Theatre 80, New York, NY; 8 June 2014

Cecly Placenti

As a dance lover, one of my favorite things about living in NYC is the endless possibility of performances to see. High quality, well structured performances that feature incredibly beautiful, skilled, well trained dancers. Almost every night of the week, audiences can discover new talent, be treated to dancers they have never seen before- dancers that are as diverse and electric as the city we live in.

Tonight’s split bill, “Arrival: New Dance Works,” offers audiences a variety of technically demanding, aesthetically driven, passionate dances presented by DoubleTake Dance and Roschman Dance. Although similar in overall dynamic and intensity, DoubleTake’s vocabulary was more contemporary jazz oriented while Rochman Dance’s was more angular, contemporary balletic- as an over-simplified comparison.
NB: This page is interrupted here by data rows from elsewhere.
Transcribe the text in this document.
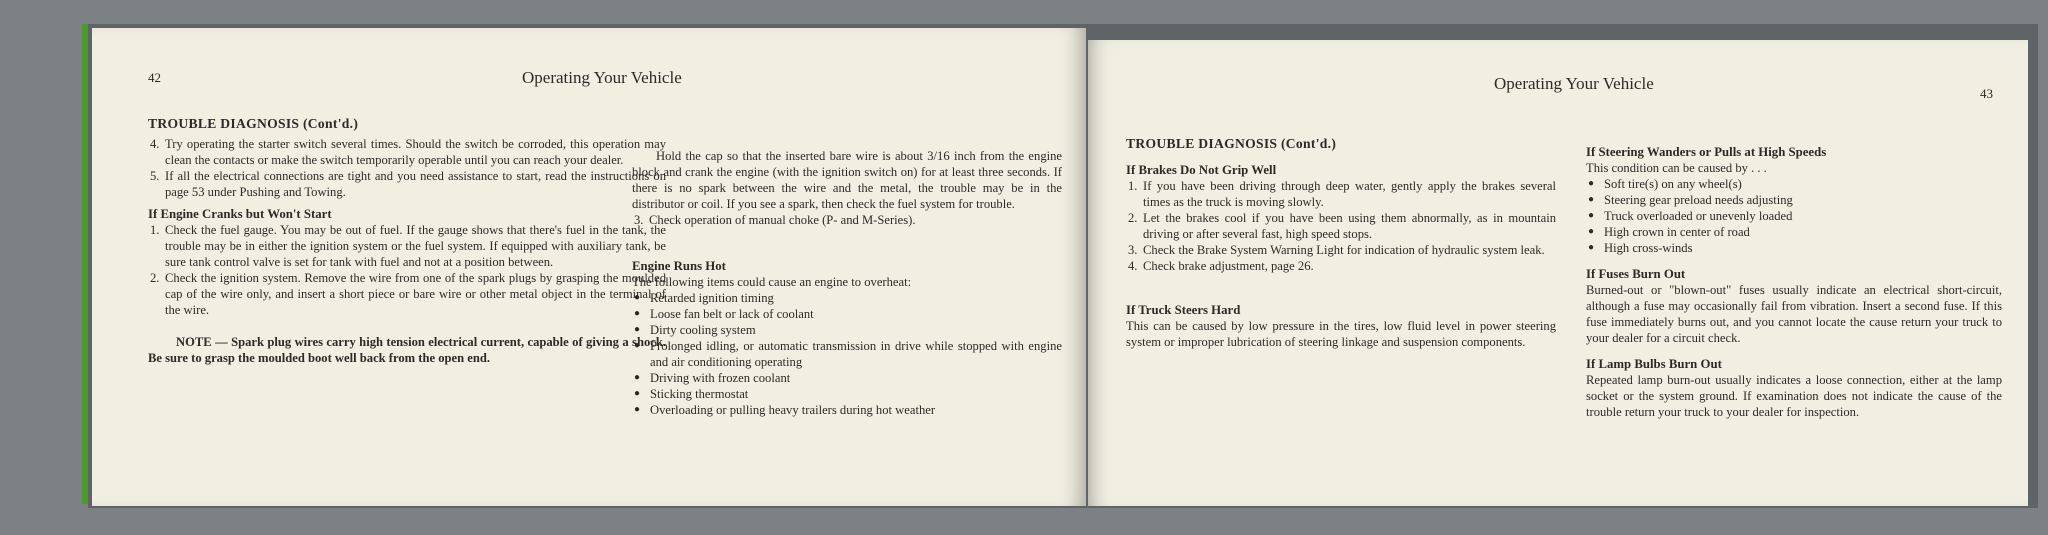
42	Operating Your Vehicle

TROUBLE DIAGNOSIS (Cont'd.)

4. Try operating the starter switch several times. Should the switch be corroded, this operation may clean the contacts or make the switch temporarily operable until you can reach your dealer.

5. If all the electrical connections are tight and you need assistance to start, read the instructions on page 53 under Pushing and Towing.

If Engine Cranks but Won't Start

1. Check the fuel gauge. You may be out of fuel. If the gauge shows that there's fuel in the tank, the trouble may be in either the ignition system or the fuel system. If equipped with auxiliary tank, be sure tank control valve is set for tank with fuel and not at a position between.

2. Check the ignition system. Remove the wire from one of the spark plugs by grasping the moulded cap of the wire only, and insert a short piece or bare wire or other metal object in the terminal of the wire.

NOTE — Spark plug wires carry high tension electrical current, capable of giving a shock. Be sure to grasp the moulded boot well back from the open end.

Hold the cap so that the inserted bare wire is about 3/16 inch from the engine block and crank the engine (with the ignition switch on) for at least three seconds. If there is no spark between the wire and the metal, the trouble may be in the distributor or coil. If you see a spark, then check the fuel system for trouble.

3. Check operation of manual choke (P- and M-Series).

Engine Runs Hot

The following items could cause an engine to overheat:

● Retarded ignition timing

● Loose fan belt or lack of coolant

● Dirty cooling system

● Prolonged idling, or automatic transmission in drive while stopped with engine and air conditioning operating

● Driving with frozen coolant

● Sticking thermostat

● Overloading or pulling heavy trailers during hot weather

Operating Your Vehicle
43

TROUBLE DIAGNOSIS (Cont'd.)

If Brakes Do Not Grip Well

1. If you have been driving through deep water, gently apply the brakes several times as the truck is moving slowly.

2. Let the brakes cool if you have been using them abnormally, as in mountain driving or after several fast, high speed stops.

3. Check the Brake System Warning Light for indication of hydraulic system leak.

4. Check brake adjustment, page 26.

If Truck Steers Hard

This can be caused by low pressure in the tires, low fluid level in power steering system or improper lubrication of steering linkage and suspension components.

If Steering Wanders or Pulls at High Speeds

This condition can be caused by . . .

● Soft tire(s) on any wheel(s)

● Steering gear preload needs adjusting

● Truck overloaded or unevenly loaded

● High crown in center of road

● High cross-winds

If Fuses Burn Out

Burned-out or "blown-out" fuses usually indicate an electrical short-circuit, although a fuse may occasionally fail from vibration. Insert a second fuse. If this fuse immediately burns out, and you cannot locate the cause return your truck to your dealer for a circuit check.

If Lamp Bulbs Burn Out

Repeated lamp burn-out usually indicates a loose connection, either at the lamp socket or the system ground. If examination does not indicate the cause of the trouble return your truck to your dealer for inspection.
The evening opener, DoubleTake Dance’s “Passage and Perception,” was the only piece on the program familiar to me. I had the pleasure of first seeing this piece a month ago when Double Take Dance was one of 3 recipients of the Eryc Taylor Choreography Grant. In comparison, this performance seemed to be even crisper and more polished than the first. The dancers seemed to relax into the choreography, mood and rhythm, like slipping on a favorite pair of jeans. The ensemble work was tight and clear, obviously extremely well rehearsed, the attention to detail outstanding. This group of 6 powerful, technically dazzling women has mastered the ability to execute aggressive often combative movements at break-neck speed with ease and without losing subtle gestures or details. The movement is often robotic and sculptural, but the unexpected undulation of a hand, the softening, slither of a ribcage kept the piece from being monochromatic.

Founded by co-directors Vanessa Martinez de Banos and Ashley Carter, DoubleTake Dance aims to connect with audiences through fusions of movement that are accessible and understandable to both dancers and non-dancers. With a balance of ‘commercially recognizable’ vocabulary- a triple pirouette into a split leap- and more idiosyncratic gestures, choreographers de Banos and Carter offer something for everyone. Emotionally and sometimes narrative driven, audiences can connect to familiar moods, relate to the story line, or just be dazzled by the exciting, vibrant movement.

Carter’s solo “Till Enda” showcases her strengths as a performer. She moves with a wonderful snatch-and-release quality that is both percussive and sustained, like a rubber band. Carter is a strong dancer whose natural affinity seems to be for fast, powerful movement peppered with quirky gestures and surprises. Carter and de Banos seem to have a similar effort quality to their movements, perhaps an affinity sharpened with years of working so closely together, and the other 5 dancers fit in effortlessly.

“MutatEvolution” was similar to “Passage” in music and mood- both were driving group pieces, sharp, intense. The movement in “MutatEvolution” was more insect-like, provocative at times, a mating dance perhaps, but overall the effects of both pieces are quite similar. My one criticism of the show as a whole is the similarity in dynamic throughout- not only in DoubleTake’s presentation, but in the thrust of Roschman’s work as well. It’s not that the dynamic was unpleasing- speed and high energy are exciting. But too much of even a good thing can be too much. It takes a lot of stamina to watch high intensity dances which can make pieces seem longer than they actually are. The majority of the works presented are full of intense, very direct focuses, hard stares and outward projection. The limited movement vocabulary, which is not necessarily a bad thing (think Taylor, Graham, classical ballet) would have been less of a detriment had the dynamic been more varied.

However, both companies exhibit great attention to detail and a high level of competency in their craft. Roschman’s “This Too, Can’t Stay” had a lighter, more playful dynamic. Like the first thrill of new love that cannot last, the piece slowly shifted to a more somber mood, from innocent to passionate, heavier. Struggle began to enter their partnership, with more desperate interactions, yet they kept coming back together, as if they know they shouldn’t but they can’t help themselves.

“Territories” had a very West Side Story feel, especially with the exposed brick at the back of the stage. The piece opens with a soloist, Alice Pucheu- an incredibly crisp, fluid fiery dancer- traveling through different spaces. Maybe parts of her psyche, maybe different relationships or moods, each small section had a different texture. Sometimes light, dark, happy, angry, sad or full of longing, Pucheu moved either separate or apart from the groups around her. The movement was very leggy and angular, with a lot of turns and jumps and crossing patterns in different groupings on the stage.

Both DoubleTake Dance and Roschman Dance are very physical, talented groups that are perfect examples of the electric variety of rich dance experiences this city has to offer nightly.